Origin codes: i - IGP, e - EGP, ? - incomplete

   Network          Next Hop            Metric LocPrf Weight Path

*> 2.2.2.2/32       0.0.0.0                  0         32768 i

*> 3.3.3.3/32       192.168.2.3              0    100      0 (3) i

*  4.4.4.4/32       192.168.3.4              0    100      0 (3 4) i

With the underscore instead of the whitespace however, it seems to be selecting only prefixes which have a single sub-AS within brackets (ignore the fact that 4.4.4.4/32 is not best - the next hop is inaccessible because I don't have the next-hop-self on R3 )

R2#show ip bgp regexp ^(\([0-9_]+\))?$

BGP table version is 4, local router ID is 2.2.2.2

Status codes: s suppressed, d damped, h history, * valid, > best, i - internal,

              r RIB-failure, S Stale

Origin codes: i - IGP, e - EGP, ? - incomplete

   Network          Next Hop            Metric LocPrf Weight Path

*> 2.2.2.2/32       0.0.0.0                  0         32768 i

*> 3.3.3.3/32       192.168.2.3              0    100      0 (3) i

I'll have a look at this Peter and see if I can find out the reason for this. Thanks for pointing this out.

Regards,

Aninda

Hi Aninda,

Thank you very much for confirming the behavior!
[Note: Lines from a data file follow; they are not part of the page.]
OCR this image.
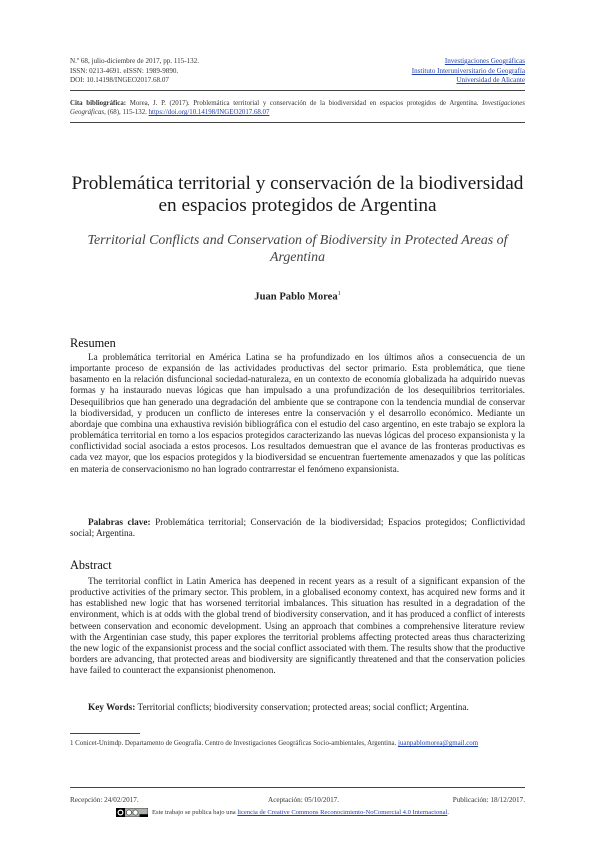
N.º 68, julio-diciembre de 2017, pp. 115-132.
ISSN: 0213-4691. eISSN: 1989-9890.
DOI: 10.14198/INGEO2017.68.07
Investigaciones Geográficas
Instituto Interuniversitario de Geografía
Universidad de Alicante
Cita bibliográfica: Morea, J. P. (2017). Problemática territorial y conservación de la biodiversidad en espacios protegidos de Argentina. Investigaciones Geográficas, (68), 115-132. https://doi.org/10.14198/INGEO2017.68.07
Problemática territorial y conservación de la biodiversidad en espacios protegidos de Argentina
Territorial Conflicts and Conservation of Biodiversity in Protected Areas of Argentina
Juan Pablo Morea$^1$
Resumen
La problemática territorial en América Latina se ha profundizado en los últimos años a consecuencia de un importante proceso de expansión de las actividades productivas del sector primario. Esta problemática, que tiene basamento en la relación disfuncional sociedad-naturaleza, en un contexto de economía globalizada ha adquirido nuevas formas y ha instaurado nuevas lógicas que han impulsado a una profundización de los desequilibrios territoriales. Desequilibrios que han generado una degradación del ambiente que se contrapone con la tendencia mundial de conservar la biodiversidad, y producen un conflicto de intereses entre la conservación y el desarrollo económico. Mediante un abordaje que combina una exhaustiva revisión bibliográfica con el estudio del caso argentino, en este trabajo se explora la problemática territorial en torno a los espacios protegidos caracterizando las nuevas lógicas del proceso expansionista y la conflictividad social asociada a estos procesos. Los resultados demuestran que el avance de las fronteras productivas es cada vez mayor, que los espacios protegidos y la biodiversidad se encuentran fuertemente amenazados y que las políticas en materia de conservacionismo no han logrado contrarrestar el fenómeno expansionista.
Palabras clave: Problemática territorial; Conservación de la biodiversidad; Espacios protegidos; Conflictividad social; Argentina.
Abstract
The territorial conflict in Latin America has deepened in recent years as a result of a significant expansion of the productive activities of the primary sector. This problem, in a globalised economy context, has acquired new forms and it has established new logic that has worsened territorial imbalances. This situation has resulted in a degradation of the environment, which is at odds with the global trend of biodiversity conservation, and it has produced a conflict of interests between conservation and economic development. Using an approach that combines a comprehensive literature review with the Argentinian case study, this paper explores the territorial problems affecting protected areas thus characterizing the new logic of the expansionist process and the social conflict associated with them. The results show that the productive borders are advancing, that protected areas and biodiversity are significantly threatened and that the conservation policies have failed to counteract the expansionist phenomenon.
Key Words: Territorial conflicts; biodiversity conservation; protected areas; social conflict; Argentina.
1 Conicet-Unimdp. Departamento de Geografía. Centro de Investigaciones Geográficas Socio-ambientales, Argentina. juanpablomorea@gmail.com
Recepción: 24/02/2017.	Aceptación: 05/10/2017.	Publicación: 18/12/2017.
Este trabajo se publica bajo una licencia de Creative Commons Reconocimiento-NoComercial 4.0 Internacional.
I have noticed that the underscore used in brackets, e.g. [0-9_], does not appear to work even with plain AS_PATH attributes (i.e. without confederations - just AS_SEQUENCE, not AS_CONFED_SEQUENCE). I am wondering if perhaps the fact that the underscore expands to a set of characters is not at the bottom of this issue - perhaps this expansion is not working properly when the underscore is put inside a bracket that itself constitutes a set of characters.

If we wanted to use the underscore anyway, we'd need to modify the regexp as follows:

^(\(([0-9]+_)+\))?$

This one is becoming slightly unreadable, though

Best regards,

Peter

Sorry for being slow to reply, but just wanted to thank everyone for the contributions on this thread, especially Peter for pointing out the need for parathesis when doing regex. I hadn't considered that at all!